Taiichi Ohno Video on Youtube

taiichi ohno youtube video.png
Only it’s in Turkish. Unfortunately that’s not one of my languages, and I can only hear brief snippets of Japanese beneath it, not enough to make out more than a few words. If any readers are capable in Turkish perhaps you can share with us a few highlights.
Nevertheless I like this video a lot because Taiichi Ohno seems so happy to be speaking. The chief architect of the Toyota Production System has a reputation for having been a strict and demanding, though deeply caring teacher. Just by watching his body language you can get a real good sense of the person he became late in life. You can’t help but smile with him.
The comments on Youtube mention that this program was originally in English and dubbed in Turkish. Hopefully they will post the English version soon.
Thanks to Harish Jose for finding and sharing this.

1 Comment

  1. Andreas

    November 13, 2009 - 3:38 am

    Dear Mr Miller,
    I am a researcher at TU Dortmund, Germany, and I forwarded this blog entry and the video to my fellow colleague. He is, as I am, not only researching in operations and logistics management and taking interest in lean management, he is also Turkish. He kindly told me about the content of the video and about what Ohno had to say. Please let me point out the most important parts:
    The video title literally means “The last chance of the skunk”. This must be a Japanese saying describing a situation, when someone is cornered, under attack, challenged and helpless. The last chance of the skunk is then to spatter or squirt a stinking liquid out of the glands in order to chase away the attacker. According to Ohno, all his workers and employees must feel like an animal in the corner, challenged and at its limits. Ohno says, he developed this principle after WW2 when there were no unions in Japan.
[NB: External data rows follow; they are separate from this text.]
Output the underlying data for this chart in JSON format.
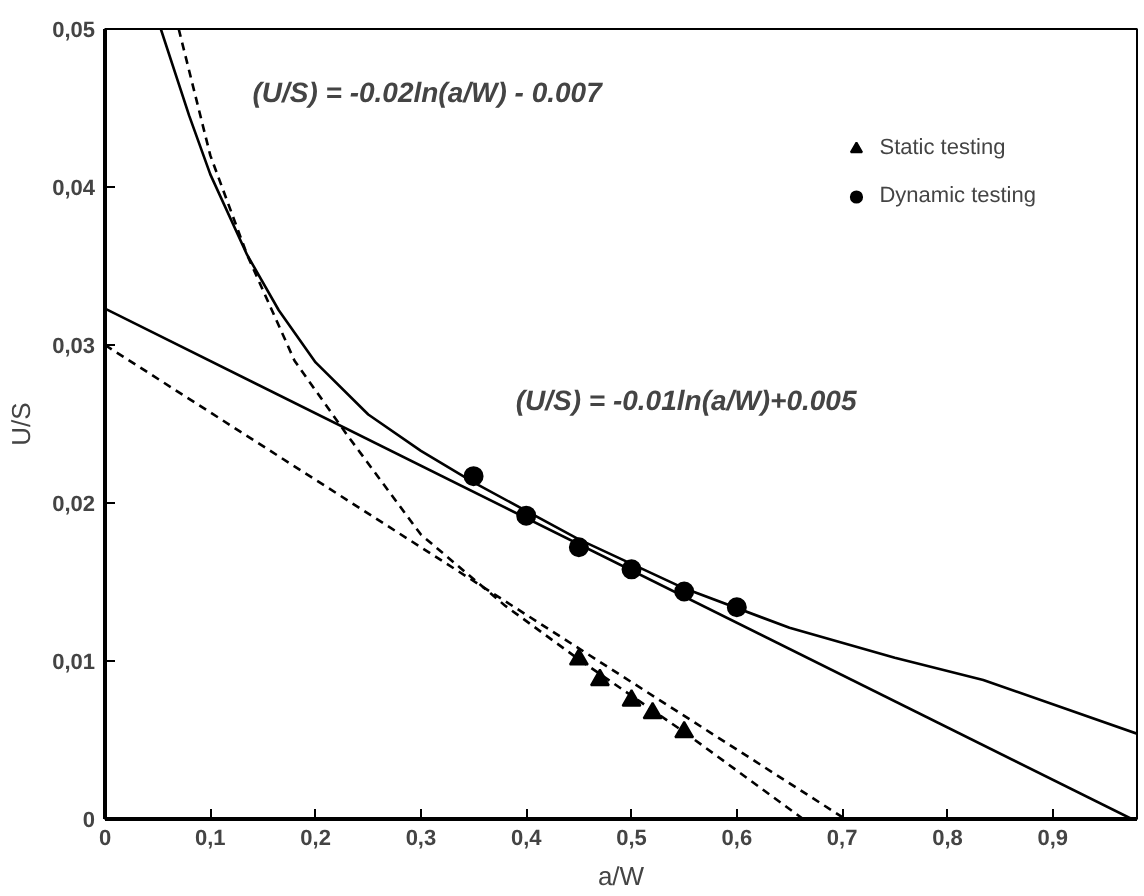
{
  "chart_data": {
    "type": "line",
    "xlabel": "a/W",
    "ylabel": "U/S",
    "xlim": [
      0,
      0.98
    ],
    "ylim": [
      0,
      0.05
    ],
    "xticks": [
      0,
      {
        "value": 0.1,
        "label": "0,1"
      },
      {
        "value": 0.2,
        "label": "0,2"
      },
      {
        "value": 0.3,
        "label": "0,3"
      },
      {
        "value": 0.4,
        "label": "0,4"
      },
      {
        "value": 0.5,
        "label": "0,5"
      },
      {
        "value": 0.6,
        "label": "0,6"
      },
      {
        "value": 0.7,
        "label": "0,7"
      },
      {
        "value": 0.8,
        "label": "0,8"
      },
      {
        "value": 0.9,
        "label": "0,9"
      }
    ],
    "yticks": [
      0,
      {
        "value": 0.01,
        "label": "0,01"
      },
      {
        "value": 0.02,
        "label": "0,02"
      },
      {
        "value": 0.03,
        "label": "0,03"
      },
      {
        "value": 0.04,
        "label": "0,04"
      },
      {
        "value": 0.05,
        "label": "0,05"
      }
    ],
    "grid": false,
    "legend": "top right",
    "annotations": [
      "(U/S) = -0.02ln(a/W) - 0.007",
      "(U/S) = -0.01ln(a/W)+0.005"
    ],
    "series": [
      {
        "color": "#000000",
        "line_style": "solid",
        "x": [
          0.053,
          0.08,
          0.1,
          0.135,
          0.165,
          0.2,
          0.25,
          0.3,
          0.35,
          0.45,
          0.55,
          0.65,
          0.75,
          0.834,
          0.98
        ],
        "values": [
          0.05,
          0.0445,
          0.0408,
          0.0357,
          0.0322,
          0.0289,
          0.0256,
          0.0233,
          0.0213,
          0.0177,
          0.0146,
          0.0121,
          0.0102,
          0.0088,
          0.0054
        ]
      },
      {
        "color": "#000000",
        "line_style": "dashed",
        "x": [
          0.07,
          0.1,
          0.135,
          0.18,
          0.23,
          0.3,
          0.38,
          0.45,
          0.55,
          0.663
        ],
        "values": [
          0.05,
          0.042,
          0.0357,
          0.029,
          0.0243,
          0.018,
          0.0135,
          0.0101,
          0.0055,
          0
        ]
      },
      {
        "color": "#000000",
        "line_style": "solid",
        "x": [
          0,
          0.975
        ],
        "values": [
          0.0323,
          0
        ]
      },
      {
        "color": "#000000",
        "line_style": "dashed",
        "x": [
          0,
          0.703
        ],
        "values": [
          0.03,
          0
        ]
      },
      {
        "name": "Static testing",
        "type": "scatter",
        "marker": "triangle",
        "color": "#000000",
        "x": [
          0.45,
          0.47,
          0.5,
          0.52,
          0.55
        ],
        "values": [
          0.0101,
          0.0088,
          0.0075,
          0.0067,
          0.0055
        ]
      },
      {
        "name": "Dynamic testing",
        "type": "scatter",
        "marker": "circle",
        "color": "#000000",
        "x": [
          0.35,
          0.4,
          0.45,
          0.5,
          0.55,
          0.6
        ],
        "values": [
          0.0217,
          0.0192,
          0.0172,
          0.0158,
          0.0144,
          0.0134
        ]
      }
    ]
  }
}
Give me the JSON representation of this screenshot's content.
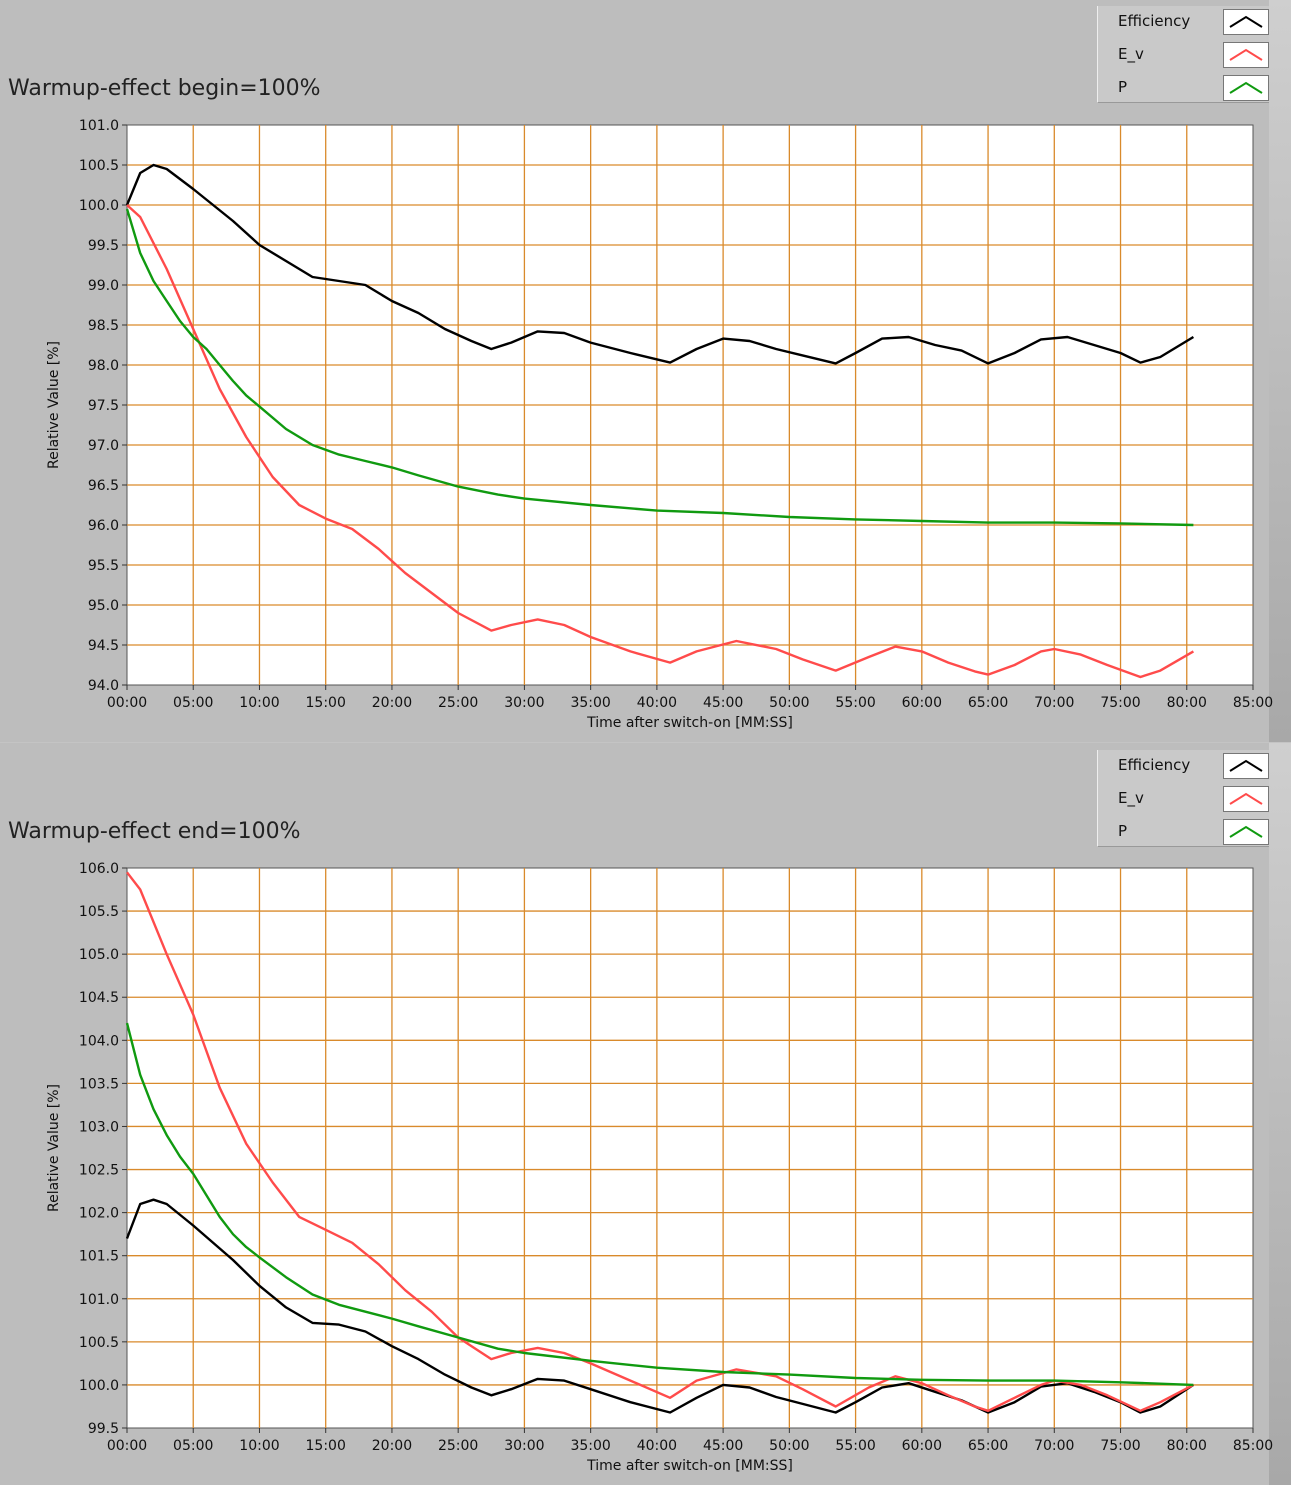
{
  "charts": [
    {
      "title": "Warmup-effect begin=100%",
      "legend": [
        {
          "name": "Efficiency",
          "color": "#000000"
        },
        {
          "name": "E_v",
          "color": "#ff4b4b"
        },
        {
          "name": "P",
          "color": "#109a10"
        }
      ]
    },
    {
      "title": "Warmup-effect end=100%",
      "legend": [
        {
          "name": "Efficiency",
          "color": "#000000"
        },
        {
          "name": "E_v",
          "color": "#ff4b4b"
        },
        {
          "name": "P",
          "color": "#109a10"
        }
      ]
    }
  ],
  "chart_data": [
    {
      "type": "line",
      "title": "Warmup-effect begin=100%",
      "xlabel": "Time after switch-on [MM:SS]",
      "ylabel": "Relative Value [%]",
      "xlim": [
        0,
        85
      ],
      "ylim": [
        94.0,
        101.0
      ],
      "xticks": [
        "00:00",
        "05:00",
        "10:00",
        "15:00",
        "20:00",
        "25:00",
        "30:00",
        "35:00",
        "40:00",
        "45:00",
        "50:00",
        "55:00",
        "60:00",
        "65:00",
        "70:00",
        "75:00",
        "80:00",
        "85:00"
      ],
      "yticks": [
        "94.0",
        "94.5",
        "95.0",
        "95.5",
        "96.0",
        "96.5",
        "97.0",
        "97.5",
        "98.0",
        "98.5",
        "99.0",
        "99.5",
        "100.0",
        "100.5",
        "101.0"
      ],
      "grid": true,
      "legend_position": "top-right",
      "series": [
        {
          "name": "Efficiency",
          "color": "#000000",
          "x": [
            0,
            1,
            2,
            3,
            5,
            8,
            10,
            12,
            14,
            16,
            18,
            20,
            22,
            24,
            26,
            27.5,
            29,
            31,
            33,
            35,
            38,
            41,
            43,
            45,
            47,
            49,
            51,
            53.5,
            55,
            57,
            59,
            61,
            63,
            65,
            67,
            69,
            71,
            73,
            75,
            76.5,
            78,
            80.5
          ],
          "y": [
            100.0,
            100.4,
            100.5,
            100.45,
            100.2,
            99.8,
            99.5,
            99.3,
            99.1,
            99.05,
            99.0,
            98.8,
            98.65,
            98.45,
            98.3,
            98.2,
            98.28,
            98.42,
            98.4,
            98.28,
            98.15,
            98.03,
            98.2,
            98.33,
            98.3,
            98.2,
            98.12,
            98.02,
            98.15,
            98.33,
            98.35,
            98.25,
            98.18,
            98.02,
            98.15,
            98.32,
            98.35,
            98.25,
            98.15,
            98.03,
            98.1,
            98.35
          ]
        },
        {
          "name": "E_v",
          "color": "#ff4b4b",
          "x": [
            0,
            1,
            3,
            5,
            7,
            9,
            11,
            13,
            15,
            17,
            19,
            21,
            23,
            25,
            27.5,
            29,
            31,
            33,
            35,
            38,
            41,
            43,
            46,
            49,
            51,
            53.5,
            56,
            58,
            60,
            62,
            64,
            65,
            67,
            69,
            70,
            72,
            74,
            76.5,
            78,
            80.5
          ],
          "y": [
            100.0,
            99.85,
            99.2,
            98.45,
            97.7,
            97.1,
            96.6,
            96.25,
            96.08,
            95.95,
            95.7,
            95.4,
            95.15,
            94.9,
            94.68,
            94.75,
            94.82,
            94.75,
            94.6,
            94.42,
            94.28,
            94.42,
            94.55,
            94.45,
            94.32,
            94.18,
            94.35,
            94.48,
            94.42,
            94.28,
            94.17,
            94.13,
            94.25,
            94.42,
            94.45,
            94.38,
            94.25,
            94.1,
            94.18,
            94.42
          ]
        },
        {
          "name": "P",
          "color": "#109a10",
          "x": [
            0,
            1,
            2,
            3,
            4,
            5,
            6,
            7,
            8,
            9,
            10,
            12,
            14,
            16,
            18,
            20,
            22,
            25,
            28,
            30,
            35,
            40,
            45,
            50,
            55,
            60,
            65,
            70,
            75,
            80.5
          ],
          "y": [
            99.95,
            99.4,
            99.05,
            98.8,
            98.55,
            98.35,
            98.2,
            98.0,
            97.8,
            97.62,
            97.48,
            97.2,
            97.0,
            96.88,
            96.8,
            96.72,
            96.62,
            96.48,
            96.38,
            96.33,
            96.25,
            96.18,
            96.15,
            96.1,
            96.07,
            96.05,
            96.03,
            96.03,
            96.02,
            96.0
          ]
        }
      ]
    },
    {
      "type": "line",
      "title": "Warmup-effect end=100%",
      "xlabel": "Time after switch-on [MM:SS]",
      "ylabel": "Relative Value [%]",
      "xlim": [
        0,
        85
      ],
      "ylim": [
        99.5,
        106.0
      ],
      "xticks": [
        "00:00",
        "05:00",
        "10:00",
        "15:00",
        "20:00",
        "25:00",
        "30:00",
        "35:00",
        "40:00",
        "45:00",
        "50:00",
        "55:00",
        "60:00",
        "65:00",
        "70:00",
        "75:00",
        "80:00",
        "85:00"
      ],
      "yticks": [
        "99.5",
        "100.0",
        "100.5",
        "101.0",
        "101.5",
        "102.0",
        "102.5",
        "103.0",
        "103.5",
        "104.0",
        "104.5",
        "105.0",
        "105.5",
        "106.0"
      ],
      "grid": true,
      "legend_position": "top-right",
      "series": [
        {
          "name": "Efficiency",
          "color": "#000000",
          "x": [
            0,
            1,
            2,
            3,
            5,
            8,
            10,
            12,
            14,
            16,
            18,
            20,
            22,
            24,
            26,
            27.5,
            29,
            31,
            33,
            35,
            38,
            41,
            43,
            45,
            47,
            49,
            51,
            53.5,
            55,
            57,
            59,
            61,
            63,
            65,
            67,
            69,
            71,
            73,
            75,
            76.5,
            78,
            80.5
          ],
          "y": [
            101.7,
            102.1,
            102.15,
            102.1,
            101.85,
            101.45,
            101.15,
            100.9,
            100.72,
            100.7,
            100.62,
            100.45,
            100.3,
            100.12,
            99.97,
            99.88,
            99.95,
            100.07,
            100.05,
            99.95,
            99.8,
            99.68,
            99.85,
            100.0,
            99.97,
            99.86,
            99.78,
            99.68,
            99.8,
            99.97,
            100.02,
            99.92,
            99.82,
            99.68,
            99.8,
            99.98,
            100.02,
            99.92,
            99.8,
            99.68,
            99.75,
            100.0
          ]
        },
        {
          "name": "E_v",
          "color": "#ff4b4b",
          "x": [
            0,
            1,
            3,
            5,
            7,
            9,
            11,
            13,
            15,
            17,
            19,
            21,
            23,
            25,
            27.5,
            29,
            31,
            33,
            35,
            38,
            41,
            43,
            46,
            49,
            51,
            53.5,
            56,
            58,
            60,
            62,
            64,
            65,
            67,
            69,
            70,
            72,
            74,
            76.5,
            78,
            80.5
          ],
          "y": [
            105.95,
            105.75,
            105.0,
            104.3,
            103.45,
            102.8,
            102.35,
            101.95,
            101.8,
            101.65,
            101.4,
            101.1,
            100.85,
            100.55,
            100.3,
            100.37,
            100.43,
            100.37,
            100.25,
            100.05,
            99.85,
            100.05,
            100.18,
            100.1,
            99.95,
            99.75,
            99.97,
            100.1,
            100.02,
            99.88,
            99.75,
            99.7,
            99.85,
            100.0,
            100.05,
            100.0,
            99.88,
            99.7,
            99.8,
            100.0
          ]
        },
        {
          "name": "P",
          "color": "#109a10",
          "x": [
            0,
            1,
            2,
            3,
            4,
            5,
            6,
            7,
            8,
            9,
            10,
            12,
            14,
            16,
            18,
            20,
            22,
            25,
            28,
            30,
            35,
            40,
            45,
            50,
            55,
            60,
            65,
            70,
            75,
            80.5
          ],
          "y": [
            104.2,
            103.6,
            103.2,
            102.9,
            102.65,
            102.45,
            102.2,
            101.95,
            101.75,
            101.6,
            101.48,
            101.25,
            101.05,
            100.93,
            100.85,
            100.77,
            100.68,
            100.55,
            100.42,
            100.37,
            100.28,
            100.2,
            100.15,
            100.12,
            100.08,
            100.06,
            100.05,
            100.05,
            100.03,
            100.0
          ]
        }
      ]
    }
  ]
}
Constantly challenging the workers and bringing them to their limits was the basis for raising efficiency and institutionalizing continuous improvement.
    He also points out that he never articulated: “reduce waste!” He challenged them, reduced workers and stocks so that the employees simply had to reduce all wastes to get their job done. He put them into a situation which made waste reduction necessary, but it was no top-down directive.
    Ohno explains more in this video, but most of the stuff is already known within the lean community, like SMED, JIT, the chalk circle and Henry Ford. My colleague says, the way Ohno describes things is often very funny and clolorful, but probably could never be carried out in Western countries like Germany.